Experience a journey into the soul of island nations of the Pacific and Indian Oceans, meeting an ancient seafaring ancestry and confronting the impacts of the climate crisis. Combining music, spoken word and live cinema, the experience is framed in a theatrical narrative with panoramic visuals of the artists’ homelands.
Drawing on a roster of respected first nation artists, the concert features musicians performing irresistible oceanic grooves to soulful island ballads. Founded by Taiwanese producer and manager BaoBao Chen and Australian music producer and filmmaker Tim Cole in 2015, the two have been recording and filming with over a hundred musicians in nature across 16 island nations of the Pacific and Indian Oceans.

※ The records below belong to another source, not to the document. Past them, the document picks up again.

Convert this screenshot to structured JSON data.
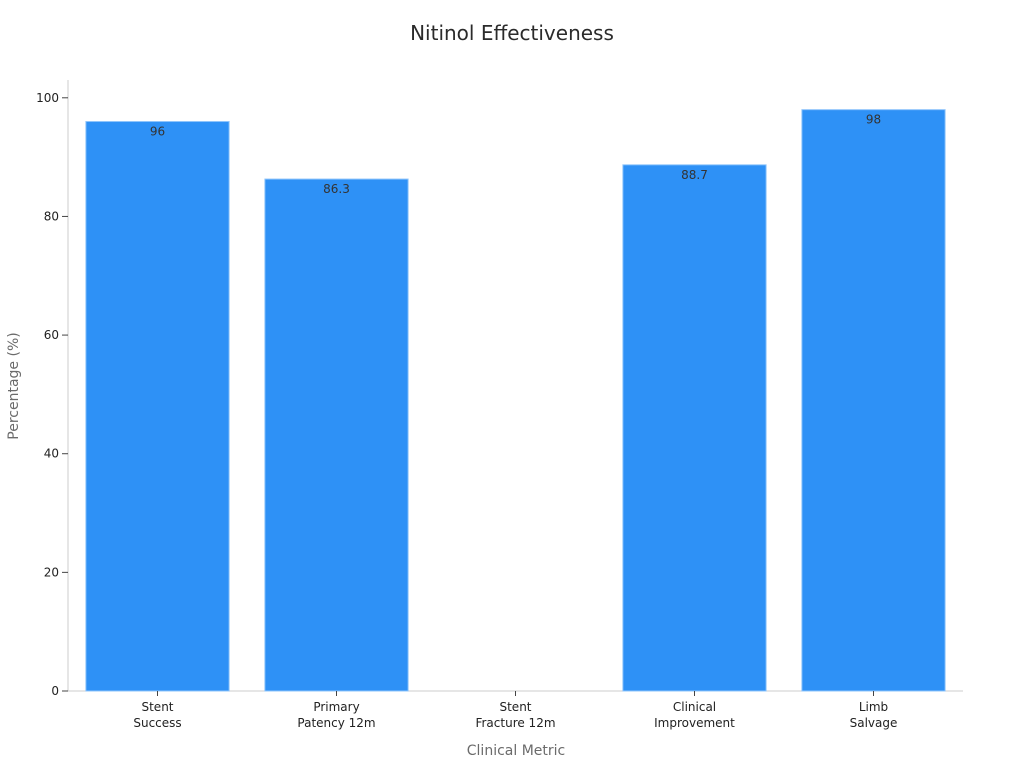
{
  "chart_data": {
    "type": "bar",
    "title": "Nitinol Effectiveness",
    "xlabel": "Clinical Metric",
    "ylabel": "Percentage (%)",
    "categories": [
      [
        "Stent",
        "Success"
      ],
      [
        "Primary",
        "Patency 12m"
      ],
      [
        "Stent",
        "Fracture 12m"
      ],
      [
        "Clinical",
        "Improvement"
      ],
      [
        "Limb",
        "Salvage"
      ]
    ],
    "values": [
      96,
      86.3,
      0,
      88.7,
      98
    ],
    "data_labels": [
      "96",
      "86.3",
      "",
      "88.7",
      "98"
    ],
    "ylim": [
      0,
      103
    ],
    "yticks": [
      0,
      20,
      40,
      60,
      80,
      100
    ],
    "grid": false,
    "bar_color": "#2e91f6"
  }
}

The outcomes include two award-winning albums, a feature film, education programs, and a live concert that has toured around the world across four continents reaching over 200K+ live audiences since the world premiere at SXSW 2018.
Small Island Big Song explores the cultural connections between the descendants of the seafarers of the Pacific and Indian Oceans through the Austronesian migration. Working with artists who have made a choice to maintain the cultural voice of their people, to sing in the language, and to play the instruments of their land. These unique lineages mixed with their diverse contemporary styles - roots-reggae, beats, grunge, RnB, folk & spoken-word, establishing a contemporary musical dialogue between cultures as far afield as Madagascar, Aotearoa (New Zealand), Taiwan, Mauritius, Marshall Islands, Papua New Guinea, Tahiti and Rapa Nui (Easter Island), creating "One coherent jaw-dropping piece" (Billboard). Music critic Tom Orr has noted in the RootsWorld review “….sounds like one very big, very happy family doing what they do best while helping get the word out on a most serious issue.”